When a farmer brings a sample of a sick crop to the plant clinic, a trained plant doctor diagnoses the problem and recommends an affordable, locally available treatment.

Meanwhile, data about the farmer's visit - location, type of crop disease and insect pest, and treatment recommendation - is entered into an electronic database which is shared with the other plant clinics in the country.

Zhang Fengquan, 52, a farmer in Beijing's Shunyi district, said the plant clinic is now her first choice when her crops are seriously affected by unknown problems that she can't control.

"Unlike agrochemical sellers, who simply recommended four or five varieties of pesticides to curb one type of crop disease, the plant doctor lets me know what happened to my crops and how to prevent such problems," she said.

Since 2007, China has been the world's largest consumer of chemical fertilizers, using more than 50 million metric tons a year, four times the amount used in the 1980s, according to the National Bureau of Statistics.

The country also uses 1.3 million tons of pesticides annually, with usage per unit area 2.5 times the global average, according to the Chinese Academy of Agricultural Sciences.

Experts say an increase in plant disease and the deterioration of the environment have been caused in part by years of heavy use of agrochemicals.

Wan Min, project manager of CABI in China, said about eight new plant clinics are scheduled to open in China next year, especially in the west, where more poor farmers urgently need technical advice.

The program has also received support worldwide: More than 1,000 plant clinics are expected to be built in about 40 countries by 2016, he said.

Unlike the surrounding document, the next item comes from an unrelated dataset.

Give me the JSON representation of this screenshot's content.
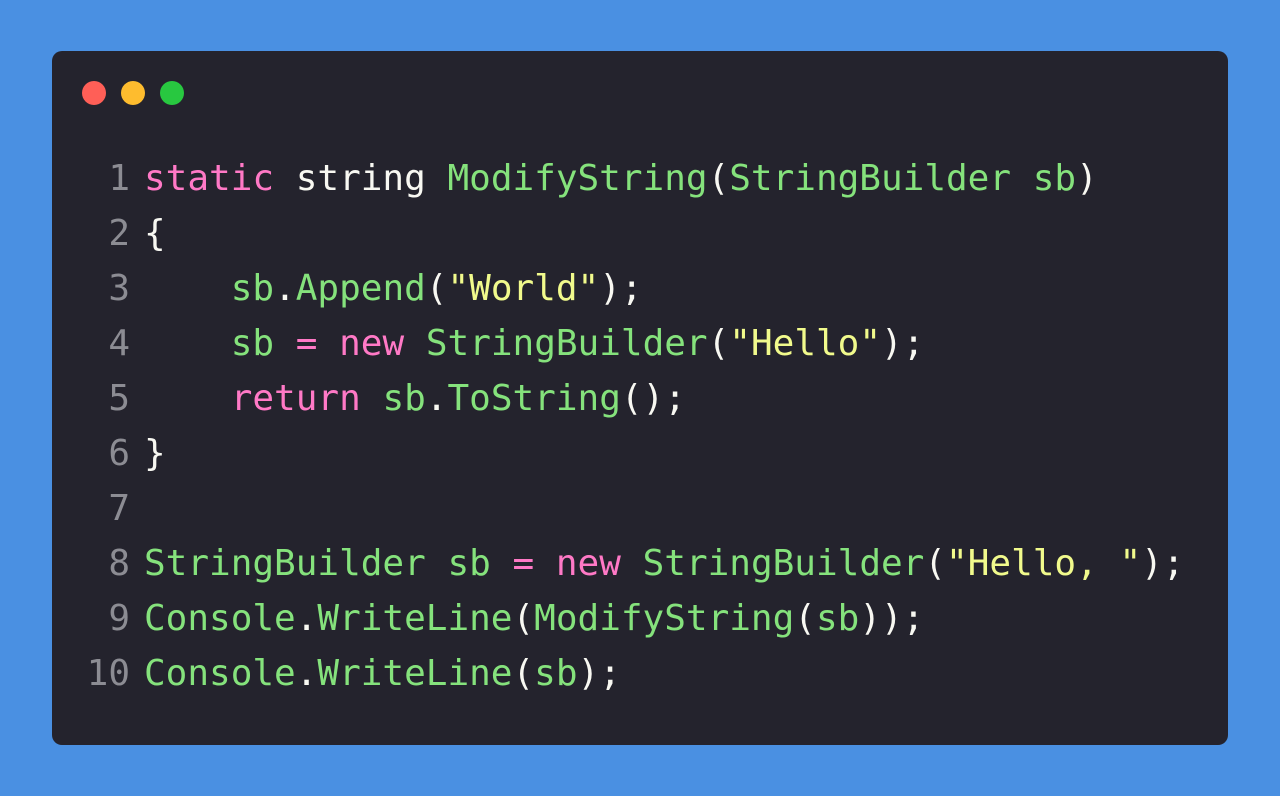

The Food and Agriculture Organization of the United Nations says that nearly 1 billion people in the world are going hungry every day, and over half of those are smallholder farmers who rely on income from their crops to feed their families.

At the same time, up to 40 percent of the food that is currently grown worldwide is lost to plant pests and diseases before it can be consumed.

"If we can reduce this amount by even 1 percent, we can potentially feed millions more people," said Zhang Feng, country director of CABI in China.